House passes bills to fund Transportation Dept., HUD, Agriculture

The Democratic-led House passed a standalone spending measure Thursday to provide funding for the Departments of Transportation, Housing and Urban Development, and other agencies.
The House voted 244-180 to approve the clean funding measure. Twelve Republicans bucked party lines to join Democrats in voting for the bill on the floor.
The chamber then voted 243-183 to pass a separate measure to fund the Department of Agriculture and related agencies through Sept. 30, with 10 Republicans joining Democrats to vote for the measure.
That bill would also allocate funding for the Supplemental Nutrition Assistance Program (SNAP), a top priority for lawmakers concerned that millions of Americans could lose access to food stamp benefits after temporary funding provided by the U.S. Department of Agriculture runs out at the end of February.
The lower chamber is expected to vote on its final standalone spending bill to fund the Department of the Interior and the Environmental Protection Agency on Friday.
Passage of the measures Thursday come on the 20th day of the partial government shutdown, with no clear path forward to reopen agencies as negotiators remain in a stalemate over President Trump’s demand for border wall funding.
Trump, who is requesting $5.7 billion for border security, has vowed not to sign any legislation that doesn’t provide funding for his proposed barrier. He delivered a prime-time address Tuesday and was traveling to a border town in Texas on Thursday to make the case for getting the money.
Top Democrats have repeatedly said they will not comply with the administration’s demands for wall funding.
The 12 Republicans who voted for the Transportation bill Thursday is an uptick from the eight who voted the previous day on a measure to reopen the IRS, Treasury Department and other federal agencies.
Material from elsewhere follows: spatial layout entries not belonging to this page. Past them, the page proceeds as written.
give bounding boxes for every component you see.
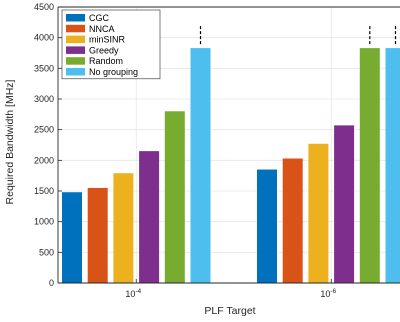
x-tick-base: 10 xyxy=(125,289,135,299)
y-tick-label: 2500 xyxy=(34,125,54,135)
bar-nnca-2 xyxy=(282,158,303,283)
y-tick-label: 2000 xyxy=(34,155,54,165)
legend-label: Greedy xyxy=(89,45,119,55)
bar-nnca-1 xyxy=(87,187,108,283)
y-tick-label: 4500 xyxy=(34,2,54,12)
legend-label: minSINR xyxy=(89,35,126,45)
y-tick-label: 500 xyxy=(39,247,54,257)
legend-label: No grouping xyxy=(89,67,138,77)
legend-swatch xyxy=(66,24,85,33)
legend-swatch xyxy=(66,68,85,76)
bar-cgc-2 xyxy=(257,169,277,283)
bar-no-grouping-1 xyxy=(190,48,211,283)
x-tick-label: 10-6 xyxy=(320,288,336,299)
bar-random-2 xyxy=(359,48,380,283)
y-tick-label: 0 xyxy=(49,278,54,288)
x-tick-label: 10-4 xyxy=(125,288,141,299)
y-tick-label: 4000 xyxy=(34,33,54,43)
bar-cgc-1 xyxy=(62,192,82,283)
axes: 05001000150020002500300035004000450010-4… xyxy=(34,2,400,299)
legend-swatch xyxy=(66,14,85,22)
x-tick-exponent: -6 xyxy=(330,288,336,295)
y-axis-label: Required Bandwidth [MHz] xyxy=(4,79,16,204)
legend-swatch xyxy=(66,57,85,65)
y-tick-label: 1500 xyxy=(34,186,54,196)
y-tick-label: 3000 xyxy=(34,94,54,104)
x-axis-label: PLF Target xyxy=(204,305,255,317)
bar-minsinr-2 xyxy=(308,143,329,283)
bars xyxy=(62,48,400,284)
bar-greedy-1 xyxy=(139,151,160,283)
bar-minsinr-1 xyxy=(113,173,134,283)
legend-label: CGC xyxy=(89,13,110,23)
legend-swatch xyxy=(66,46,85,54)
legend-label: NNCA xyxy=(89,24,115,34)
bar-random-1 xyxy=(164,111,185,284)
legend-label: Random xyxy=(89,56,123,66)
y-tick-label: 1000 xyxy=(34,217,54,227)
x-tick-exponent: -4 xyxy=(135,288,141,295)
x-tick-base: 10 xyxy=(320,289,330,299)
bar-greedy-2 xyxy=(334,125,355,283)
legend-swatch xyxy=(66,35,85,44)
truncation-marks xyxy=(199,24,397,45)
bar-no-grouping-2 xyxy=(385,48,400,283)
y-tick-label: 3500 xyxy=(34,63,54,73)
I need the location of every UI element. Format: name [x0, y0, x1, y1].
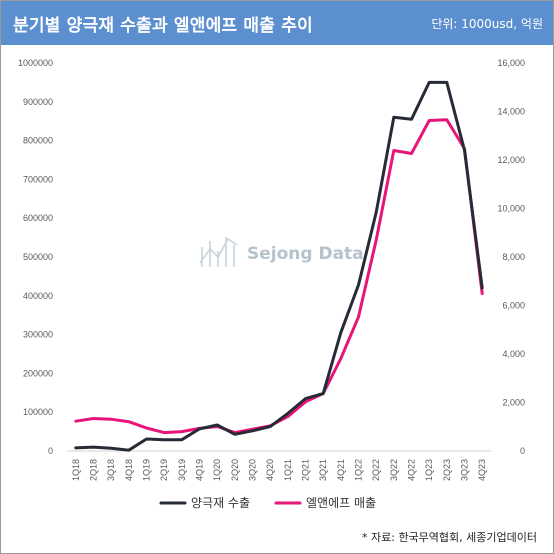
y-left-tick-label: 900000: [23, 97, 53, 107]
x-tick-label: 1Q22: [354, 459, 364, 481]
legend: 양극재 수출 엘앤에프 매출: [159, 496, 376, 510]
x-tick-label: 4Q19: [195, 459, 205, 481]
series-line-export: [74, 80, 484, 452]
y-left-tick-label: 400000: [23, 291, 53, 301]
y-right-tick-label: 12,000: [497, 155, 525, 165]
series-line-revenue: [74, 118, 484, 435]
legend-item-revenue: 엘앤에프 매출: [274, 496, 376, 510]
y-left-tick-label: 700000: [23, 174, 53, 184]
x-tick-label: 1Q21: [283, 459, 293, 481]
y-left-tick-label: 800000: [23, 136, 53, 146]
x-tick-label: 4Q21: [336, 459, 346, 481]
x-tick-label: 2Q23: [442, 459, 452, 481]
y-right-tick-label: 6,000: [502, 301, 525, 311]
x-tick-label: 3Q20: [248, 459, 258, 481]
title-bar: 분기별 양극재 수출과 엘앤에프 매출 추이 단위: 1000usd, 억원: [1, 1, 553, 45]
y-left-tick-label: 600000: [23, 213, 53, 223]
x-tick-label: 1Q18: [71, 459, 81, 481]
x-tick-label: 2Q21: [301, 459, 311, 481]
x-tick-label: 4Q18: [124, 459, 134, 481]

GOP Reps. Pete King (N.Y.), Rodney Davis (Ill.), Steve Stivers (Ohio) and Chris Smith (N.J.) joined with others Republicans to advance the latest measure, including Reps. Elise Stefanik (N.Y.), Will Hurd (Texas), Fred Upton (Mich.), John Katko (N.Y.), Brian Fitzpatrick (Pa.), Greg Walden (Ore.), Adam Kinzinger (Ill.) and Jaime Herrera Beutler (Wash.). All twelve received fewer than 60 percent of the vote in the 2018 midterm elections. Stivers served as chairman of the House GOP campaign arm in the 2018 cycle.
House Democrats crafted a strategy to pass four individual funding bills aimed at reopening various unfunded parts of the government in an attempt to pressure Senate Republicans, who have said they will not take up spending bills that don’t have Trump’s approval.
Senate Majority Leader Mitch McConnell (R-Ky.) earlier Thursday blocked two House-passed funding bills that would reopen the federal government. One would fund the Department of Homeland Security (DHS) through Feb. 8, and a separate package would have funded the remaining agencies without current-year appropriations through Sept. 30.
Democratic leaders are looking to peel off GOP lawmakers from standing with Trump on the shutdown. Democrats pushed Republicans to vote for the House bills Thursday as they contain identical language to what passed out of the Senate Appropriations Committee with overwhelming bipartisan support.
Democrats have also accused Republicans of holding government funding hostage over partisan priorities, calling on the president to support spending bills that reopen portions of the government before they discuss the wall.
While a handful of moderate GOP members backed the Democrat-introduced measures on the floor, top Republicans have expressed confidence that the conference will largely remain unified in supporting the president’s fight for the wall.
Top Republicans have alleged Democratic negotiators are playing politics and have failed to produce a counteroffer to the president. House GOP leaders and administration officials have been urging members to continue to support the president, arguing the clean bills brought to the floor are “show votes” that won’t solve the issue at hand.